Congress has considered providing more specific guidance, which might improve efficiency concerns. One response would shift more responsibility concerning cybersecurity squarely into DHS. But Congress has more election-specific options it’s considering, too. The proposed Securing America’s Voting Equipment Act (or “SAVE Act”) focuses primarily upon DHS working with the Director of National Intelligence. It provides grant funding to states, encourages voluntary information sharing, and incentivizes a “bug bounty” program to encourage hackers to find and report cybersecurity flaws in voting systems.

Another proposed bill, the Secure Elections Act, would encourage the same kind of information sharing from DHS among state and local election authorities as the SAVE Act. It would create an advisory panel to establish guidelines for election cybersecurity. It includes some of the key provisions of the Securing America’s Voting Equipment Act, and it also encourages states to use paper ballots and implement statistical audits for federal elections. It also offers a larger role for the EAC in helping DHS develop guidelines.

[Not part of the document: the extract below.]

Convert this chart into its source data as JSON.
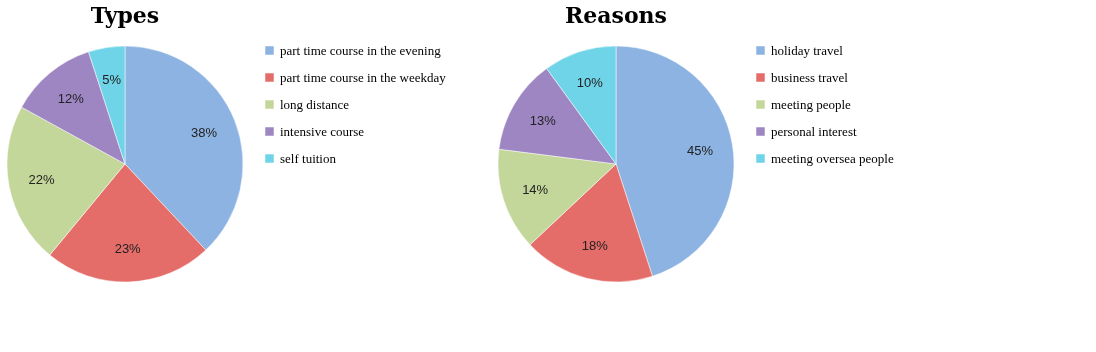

The proposed Protecting American Votes and Elections Act (or “PAVE Act”) would extend beyond encouraging states with money and guidelines, and it instead provides express rules from Congress about how to run elections. It would require voter-verified paper ballots and risk-limiting audits in federal elections.

These proposed bills have varying levels of support and bipartisanship. In some ways, their effects would be quite minor; one of the proponents of the Secure Elections Act suggested the bill would do little that wasn’t already happening in federal agencies. Money, the ubiquitous concern from the states, seems to be a common and easy item in each legislative proposal.

But Congress shows little urgency to act by 2018 or even 2020. It might be because it deems the threat insubstantial—a perceived low risk, or that Congress has a high risk tolerance. But the reason might also be that federal agencies have already stepped into the breach. Congress may be satisfied that the balance between federal and state governments has been appropriate, and that existing legislation, while perhaps outdated, has been sufficiently broad to permit agencies to act.

What about states? They have some cash from Congress, but many don’t intend to prioritize security upgrades by 2020. Few States have passed material legislation relating to cybersecurity. Perhaps they would prefer a comprehensive solution from Congress. Perhaps they’re satisfied with the information sharing from federal agencies. Perhaps we’re witnessing accretion of state agency power similar to what is occurring with federal agencies—that is, the thought that state Secretaries of State, county election officials, and election-related agencies can manage these problems without new laws.

The response to election cyber interference over the last two years has been a vignette into government behavior. Federal agencies have moved with urgency to use existing statutory authority to act in the absence of congressional guidance. Congress appears satisfied, and its major response has been to provide cash to states while allowing federal agencies and the states to operate on their own, with a little congressional oversight. Maybe that’s the appropriate balance. All the same, specific guidance and authorization from Congress may provide a more robust protection from cyber interference in elections. Whether that happens before a significant problem arises remains to be seen.